Les écluses sont spectaculaires, larges de 33,53m et comportent une longueur utilisable de 304,8m. La profondeur varie mais est de 12,55m minimum dans la partie sud des écluses Pedro Miguel. Les écluses vont par paires. Chaque chambre est remplie avec 101 000 m3 d’eau qui entre par un réseau de conduites sous chaque chambre. Les navires sont tractés par les « mulas » petites locomotives sur rails circulant sur les murs des écluses. Les bateaux ayant la plus grande taille admise dans le canal sont désignés par l’appellation « Panamax » mais un nombre croissant de navires dépassent cette taille et sont appelés « post-Panamax ». L’avenir passe par des travaux d’élargissement lancés en 2007. Ce seront deux nouveaux jeux d’écluses : une à l’est des écluses de Gatún en place, l’autre au sud-ouest des écluses de Miraflorès, chacune desservie par un canal d’approche.

panama canal les mules

Actuellement, si l’on vient du Pacifique, à partir des bouées qui marquent l’entrée du golfe de Panama, les navires parcourent 13,2 km jusqu’aux écluses de Miraflores en passant sous le pont des Amériques. Le système des écluses de Miraflores fait 1,7 km de long avec un dénivelé de 16,5m à mi-marée. Ensuite le navire entre dans le lac artificiel de Miraflores qui fait 1,7km et se trouve à 16,5m au-dessus du niveau de la mer. L’écluse de Pedro Miguel est la dernière partie de la montée sur 1,4 km avec un dénivelé de 9,5m. La coupe Gaillard fait 12,6km de long à une altitude de 26m et passe sous le pont du Centenaire. Le Rio Chagres, cours d’eau naturel est amélioré par un barrage sur le lac Gatún, il parcourt 8,5km vers l’ouest pour se jeter dans le lac Gatún. Le lac Gatún est un lac artificiel formé par le barrage Gatún, emprunté par les navires sur 24,2km. Les écluses de Gatun comportent 3 étapes sur 1,9km de longueur et ramènent les navires au niveau de la mer. Un canal de 3,2km mène côté Atlantique. Le Bahia Limon (la baie citron) est un immense port naturel qui procure un mouillage pour les navires en attente de transit et fait 8,7km jusqu’à la digue extérieure. Le transit total est de 76,9km.

panama canal pousseurs

Je ne possède pas de données récentes pour vous parler argent. Sachez cependant que les plus petits navires en fonction de leur longueur paient des taxes qui, en 2006, allaient de 500 $ (longueur inférieure à 15m) à 1500 $ (supérieure à 30m). Pour les porte-conteneurs, les droits dépendent du nombre d’EVP. Par exemple, au 1er mai 2007, 54 $ par conteneur, en sachant qu’un porte-conteneur Panamax peut en transporter jusqu’à 4 000. La taxe la plus élevée aurait été payée le 30 mai 2006 par le porte-conteneur Maersk Dellys pour 249 165 $ ; la moins élevée par l’aventurier américain Richard Halliburton parcourant le canal à la nage en 1928 pour 36 cents. La moyenne est de 54 000 $.

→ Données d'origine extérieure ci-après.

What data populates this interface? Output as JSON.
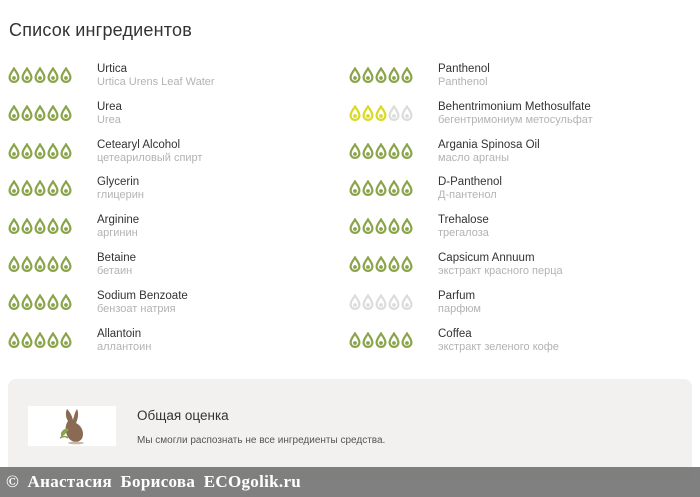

panama canal pont du centenaire

Un nouveau projet d’envergure est entamé. On apercevait du bateau les engins de chantier, les grues au travail. Deux nouveaux jeux d’écluses : une à l’est des écluses de Gatun en place, l’autre au sud-ouest des écluses de Miraflores, chacune desservie par un canal d’approche. Les nouvelles écluses comporteront des portes coulissantes, doublées par sécurité, et seront longues de 427m, larges de 55m et profondes de 18m, permettant le transit de navires larges de 49m, d’une longueur de 386m et d’un tirant d’eau de 15m, ce qui correspond à un porte-conteneurs de 12 000 EVP.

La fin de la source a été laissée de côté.